At eighteen she’d been youthful and, despite the grief following Lewis’s death, she’d been full of brightness and spark. Her future had all been ahead of her—choices to be made, a university degree to be attained. She looked far older than her twenty-five years, Annie thought with a frown. She didn’t see the way the light picked up the colours of her eyes—sparks of blue alongside silver and green. Nor did she see the way the sunshine-yellow shirt complemented her deep brown tan, or the way her slender frame hadn’t lost the curves of her breasts and hips.

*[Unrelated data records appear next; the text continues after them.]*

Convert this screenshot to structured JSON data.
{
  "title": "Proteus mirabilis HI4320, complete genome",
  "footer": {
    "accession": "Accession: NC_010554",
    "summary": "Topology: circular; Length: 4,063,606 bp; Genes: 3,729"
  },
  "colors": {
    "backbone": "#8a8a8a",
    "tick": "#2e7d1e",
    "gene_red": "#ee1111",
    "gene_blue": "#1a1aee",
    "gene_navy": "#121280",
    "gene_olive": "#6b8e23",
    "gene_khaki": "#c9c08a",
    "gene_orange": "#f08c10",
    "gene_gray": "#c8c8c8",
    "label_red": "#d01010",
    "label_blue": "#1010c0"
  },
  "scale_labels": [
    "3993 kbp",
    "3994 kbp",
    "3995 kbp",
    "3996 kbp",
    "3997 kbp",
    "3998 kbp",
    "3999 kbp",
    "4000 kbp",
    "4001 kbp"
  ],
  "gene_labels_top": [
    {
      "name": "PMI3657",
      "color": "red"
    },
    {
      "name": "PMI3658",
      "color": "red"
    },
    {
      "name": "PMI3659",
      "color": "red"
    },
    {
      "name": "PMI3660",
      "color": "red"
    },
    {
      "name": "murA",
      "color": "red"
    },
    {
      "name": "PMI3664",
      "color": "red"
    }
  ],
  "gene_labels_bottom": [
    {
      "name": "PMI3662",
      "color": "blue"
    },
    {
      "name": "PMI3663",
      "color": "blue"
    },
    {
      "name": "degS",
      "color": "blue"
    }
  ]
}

When she emerged a moment later into the stillness of her living area, it was to see Dimitrios had overtaken the space completely. Not with anything he was doing, just by the simple act of being there. He was big—large—his frame too much for the room, his presence too dynamic and demanding. Annie worked alone, and sometimes a whole day could pass in which she wouldn’t hear another human’s voice. Everything about her life was small, quiet and unremarkable. Dimitrios was like a blade of lightning splitting that apart.

‘I spilled something on my shirt,’ she said quietly, self-conscious about her apartment. He was dressed in a suit that, she would bet her non-existent savings, had cost more than her year’s rent. Slate-grey with a light blue shirt, it was clearly hand-made and tailored to his frame.

He nodded once, a crisp movement of his head, and gestured towards the table. ‘Shall we get down to business?’

Despite the tension, a smile tightened her lips. Just as she remembered. All command, completely in charge. Well, that didn’t hurt. For now, she could let him call the shots. Besides, she was curious to hear just what he was suggesting, even when she had no intention of accepting his ludicrous proposal.

‘Of course. I’ve just made a tea. Would you like something?’